Put into fridge overnight or at least for several hours to stiffen up and enjoy! I have tried this without the PIP method and it works well but gets brown on the bottom of the IP pot so PIP method works better.


----------



## Kansas g-ma

Sounds really good but I always make the fluffy type. I like regular, just never make it! Might have to try this.


----------



## Phoenix

I'm not sure if I've ever had the fluffy kind before...Maybe next time you make it you can send me a picture!


----------



## Kansas g-ma

Phoenix said:


> I'm not sure if I've ever had the fluffy kind before...Maybe next time you make it you can send me a picture!
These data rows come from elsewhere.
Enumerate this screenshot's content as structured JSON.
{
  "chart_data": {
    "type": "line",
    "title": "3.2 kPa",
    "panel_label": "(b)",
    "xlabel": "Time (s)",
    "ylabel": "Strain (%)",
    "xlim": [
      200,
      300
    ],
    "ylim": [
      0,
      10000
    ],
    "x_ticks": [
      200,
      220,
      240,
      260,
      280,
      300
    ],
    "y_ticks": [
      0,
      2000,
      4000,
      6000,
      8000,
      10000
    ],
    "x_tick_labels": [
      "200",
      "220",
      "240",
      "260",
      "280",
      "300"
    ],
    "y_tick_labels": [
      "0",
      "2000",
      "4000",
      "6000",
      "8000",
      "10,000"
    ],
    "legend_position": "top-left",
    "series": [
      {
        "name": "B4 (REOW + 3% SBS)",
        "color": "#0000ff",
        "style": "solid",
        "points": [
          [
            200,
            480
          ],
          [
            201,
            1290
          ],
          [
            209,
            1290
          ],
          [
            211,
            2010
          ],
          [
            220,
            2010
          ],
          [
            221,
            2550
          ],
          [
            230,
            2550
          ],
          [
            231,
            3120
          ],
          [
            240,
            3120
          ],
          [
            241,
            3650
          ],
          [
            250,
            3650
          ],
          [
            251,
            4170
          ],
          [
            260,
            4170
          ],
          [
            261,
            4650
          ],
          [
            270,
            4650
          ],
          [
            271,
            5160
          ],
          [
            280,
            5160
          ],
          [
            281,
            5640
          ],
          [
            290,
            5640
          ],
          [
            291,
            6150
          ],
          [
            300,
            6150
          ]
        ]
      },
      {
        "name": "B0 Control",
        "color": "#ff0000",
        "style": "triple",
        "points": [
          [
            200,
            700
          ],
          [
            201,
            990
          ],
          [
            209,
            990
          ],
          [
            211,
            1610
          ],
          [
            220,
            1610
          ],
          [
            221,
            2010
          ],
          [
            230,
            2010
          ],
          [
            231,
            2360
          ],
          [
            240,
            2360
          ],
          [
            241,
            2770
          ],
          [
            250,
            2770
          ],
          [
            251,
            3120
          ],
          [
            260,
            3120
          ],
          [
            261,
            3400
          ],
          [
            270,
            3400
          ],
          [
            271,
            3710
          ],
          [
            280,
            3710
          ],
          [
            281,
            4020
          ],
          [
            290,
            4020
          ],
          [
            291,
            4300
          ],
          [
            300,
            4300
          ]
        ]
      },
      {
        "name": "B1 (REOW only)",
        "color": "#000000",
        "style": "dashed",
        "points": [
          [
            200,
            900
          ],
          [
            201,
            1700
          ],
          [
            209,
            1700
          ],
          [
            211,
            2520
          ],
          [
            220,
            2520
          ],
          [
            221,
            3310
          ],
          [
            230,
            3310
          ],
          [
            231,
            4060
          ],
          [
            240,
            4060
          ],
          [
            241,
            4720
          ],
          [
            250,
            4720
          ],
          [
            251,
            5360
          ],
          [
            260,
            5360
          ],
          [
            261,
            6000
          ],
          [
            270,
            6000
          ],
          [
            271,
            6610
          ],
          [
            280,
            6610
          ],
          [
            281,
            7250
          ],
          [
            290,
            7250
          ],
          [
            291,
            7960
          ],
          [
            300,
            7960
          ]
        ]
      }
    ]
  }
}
You separate the eggs, beat whites stiff, cook the rest as usual, then fold into whites. The heat is supposed to cook the whites. Not sure a pix would show up very well.


----------



## Phoenix

Sounds simple enough...I'll have to try it. Thanks.


----------



## Kansas g-ma

Phoenix said:


> Sounds simple enough...I'll have to try it. Thanks.


recipe used to be on the box of quick tapioca, haven't bought any in years, don't know if still there.


----------



## Cocoa

What did you use for the inner pot? Does it have to be mettle because of the pressure?


----------



## grandmaluck

I use to make this for my kids, I would add a little food coloring to it, made it look pretty and they loved it.


----------



## Phoenix

Cocoa said:


> What did you use for the inner pot? Does it have to be mettle because of the pressure?


I'm not sure...it doesn't say...but I'm sure metal would be best.


----------